What AI means for burnout, benefits and trust at work in 2026

By Jimmy Nesbitt – As AI becomes more integrated in the workplace, benefits will shift from a one-size-fits-all approach to a more employee-centric model. That's just one of the major changes Polina Dimitrova, global head of people at automation platform Make, expects to see in the coming years. From benefits to productivity, AI is upending how employees go about their jobs. And while that revolution may be scary to some, Dimitrova sees a lot of opportunities to improve efficiency and work in tandem with AI programs on repetitive tasks, freeing up employees to become more creative. Read Full Article... (Subscription required)

HVBA Article Summary

  1. AI Integration Requires Thoughtful Design and Training: The successful use of AI in the workplace goes beyond simply implementing new tools. To truly gain productivity and well-being benefits, organizations must invest in redesigning workflows, clearly define how AI should be used, and provide comprehensive training. Without this foundational support, AI may unintentionally increase employee pressure, create confusion, or lead to higher stress levels instead of improving efficiency.
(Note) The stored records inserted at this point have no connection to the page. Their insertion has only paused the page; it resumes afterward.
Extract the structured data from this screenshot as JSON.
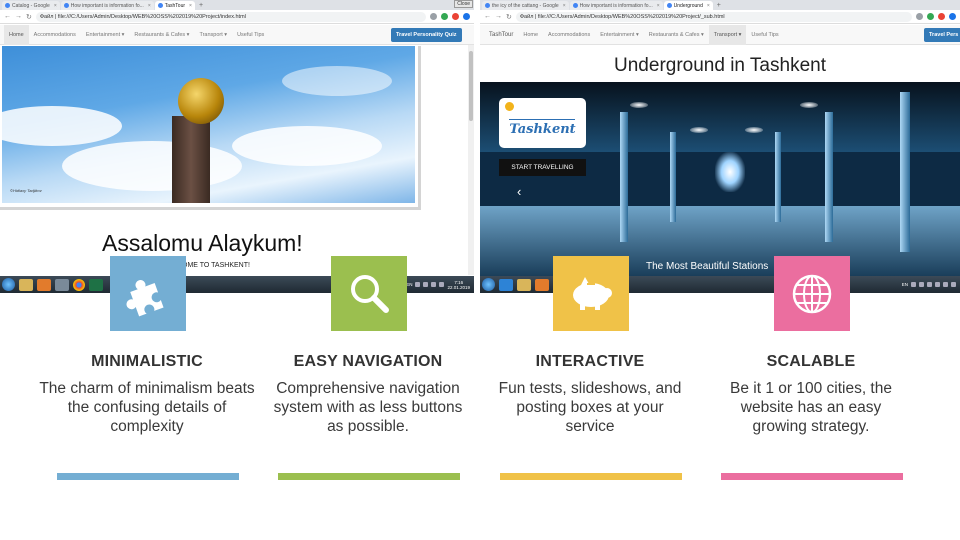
{
  "colors": {
    "blue": "#74aed3",
    "green": "#9bbf4f",
    "yellow": "#f0c248",
    "pink": "#eb6e9f",
    "nav_button": "#337ab7"
  },
  "left_browser": {
    "tabs": [
      "Catalog - Google",
      "How important is information fo...",
      "TashTour"
    ],
    "close_badge": "Close",
    "url": "Файл | file:///C:/Users/Admin/Desktop/WEB%20OSS%202019%20Project/index.html",
    "nav_items": [
      "Home",
      "Accommodations",
      "Entertainment ▾",
      "Restaurants & Cafes ▾",
      "Transport ▾",
      "Useful Tips"
    ],
    "quiz_button": "Travel Personality Quiz",
    "hero_watermark": "©Hidlaxy Tadjikov",
    "greeting": "Assalomu Alaykum!",
    "welcome": "OME TO TASHKENT!",
    "tray_lang": "EN",
    "clock_time": "7:16",
    "clock_date": "22.01.2019"
  },
  "right_browser": {
    "tabs": [
      "the icy of the cattang - Google",
      "How important is information fo...",
      "Underground"
    ],
    "url": "Файл | file:///C:/Users/Admin/Desktop/WEB%20OSS%202019%20Project/_sub.html",
    "nav_brand": "TashTour",
    "nav_items": [
      "Home",
      "Accommodations",
      "Entertainment ▾",
      "Restaurants & Cafes ▾",
      "Transport ▾",
      "Useful Tips"
    ],
    "quiz_button": "Travel Pers",
    "page_title": "Underground in Tashkent",
    "logo_text": "Tashkent",
    "start_button": "START TRAVELLING",
    "caption": "The Most Beautiful Stations",
    "tray_lang": "EN"
  },
  "features": [
    {
      "icon": "puzzle-icon",
      "title": "MINIMALISTIC",
      "desc": "The charm of minimalism beats the confusing details of complexity"
    },
    {
      "icon": "magnifier-icon",
      "title": "EASY NAVIGATION",
      "desc": "Comprehensive navigation system with as less buttons as possible."
    },
    {
      "icon": "piggy-bank-icon",
      "title": "INTERACTIVE",
      "desc": "Fun tests, slideshows, and posting boxes at your service"
    },
    {
      "icon": "globe-icon",
      "title": "SCALABLE",
      "desc": "Be it 1 or 100 cities, the website has an easy growing strategy."
    }
  ]
}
  2. AI Enhances, But Does Not Replace, Human Judgment: AI is most valuable when used to streamline repetitive, administrative tasks and provide data-driven insights. This allows employees to redirect their time and energy toward work that requires creativity, strategic thinking, and emotional intelligence. However, to achieve these benefits, companies must present AI as a tool that complements human capabilities rather than as a replacement or a mechanism for pushing employees to do more in less time.
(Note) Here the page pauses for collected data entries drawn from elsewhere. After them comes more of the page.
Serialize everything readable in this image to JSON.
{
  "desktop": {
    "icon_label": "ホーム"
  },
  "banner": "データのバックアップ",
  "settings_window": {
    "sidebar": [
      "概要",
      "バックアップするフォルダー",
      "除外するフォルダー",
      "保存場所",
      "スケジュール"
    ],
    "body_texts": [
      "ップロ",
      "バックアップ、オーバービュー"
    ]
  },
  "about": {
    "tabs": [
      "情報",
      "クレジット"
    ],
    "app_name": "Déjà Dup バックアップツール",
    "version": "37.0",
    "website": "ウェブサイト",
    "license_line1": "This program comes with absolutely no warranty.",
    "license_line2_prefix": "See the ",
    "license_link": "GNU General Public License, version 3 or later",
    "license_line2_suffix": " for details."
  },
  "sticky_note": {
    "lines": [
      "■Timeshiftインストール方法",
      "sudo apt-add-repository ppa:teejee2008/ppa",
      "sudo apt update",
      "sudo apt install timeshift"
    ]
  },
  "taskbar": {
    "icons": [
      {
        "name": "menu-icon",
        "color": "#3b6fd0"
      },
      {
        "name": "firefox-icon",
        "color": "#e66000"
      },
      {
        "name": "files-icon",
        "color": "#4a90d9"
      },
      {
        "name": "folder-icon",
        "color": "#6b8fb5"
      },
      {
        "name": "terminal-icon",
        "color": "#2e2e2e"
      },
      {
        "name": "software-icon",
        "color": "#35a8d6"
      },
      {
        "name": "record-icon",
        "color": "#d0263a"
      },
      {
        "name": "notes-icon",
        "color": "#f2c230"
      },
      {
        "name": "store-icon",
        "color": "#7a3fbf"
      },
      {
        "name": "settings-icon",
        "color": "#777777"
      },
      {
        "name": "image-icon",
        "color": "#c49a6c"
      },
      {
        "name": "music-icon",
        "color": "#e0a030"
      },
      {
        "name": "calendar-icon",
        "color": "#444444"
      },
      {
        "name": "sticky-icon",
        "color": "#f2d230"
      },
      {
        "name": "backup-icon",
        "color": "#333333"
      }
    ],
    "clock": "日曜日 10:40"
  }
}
  3. Personalized Benefits and Ethical AI Use Are the Future: As AI becomes more sophisticated in analyzing behavior, health data, and work patterns, it will enable highly personalized support for employees in areas like wellness, mental health, and skill development. To prepare for this shift, benefit leaders must focus on ethical implementation, remain transparent about how AI is used, and actively foster trust by showing how AI can enhance — not undermine — the human experience at work.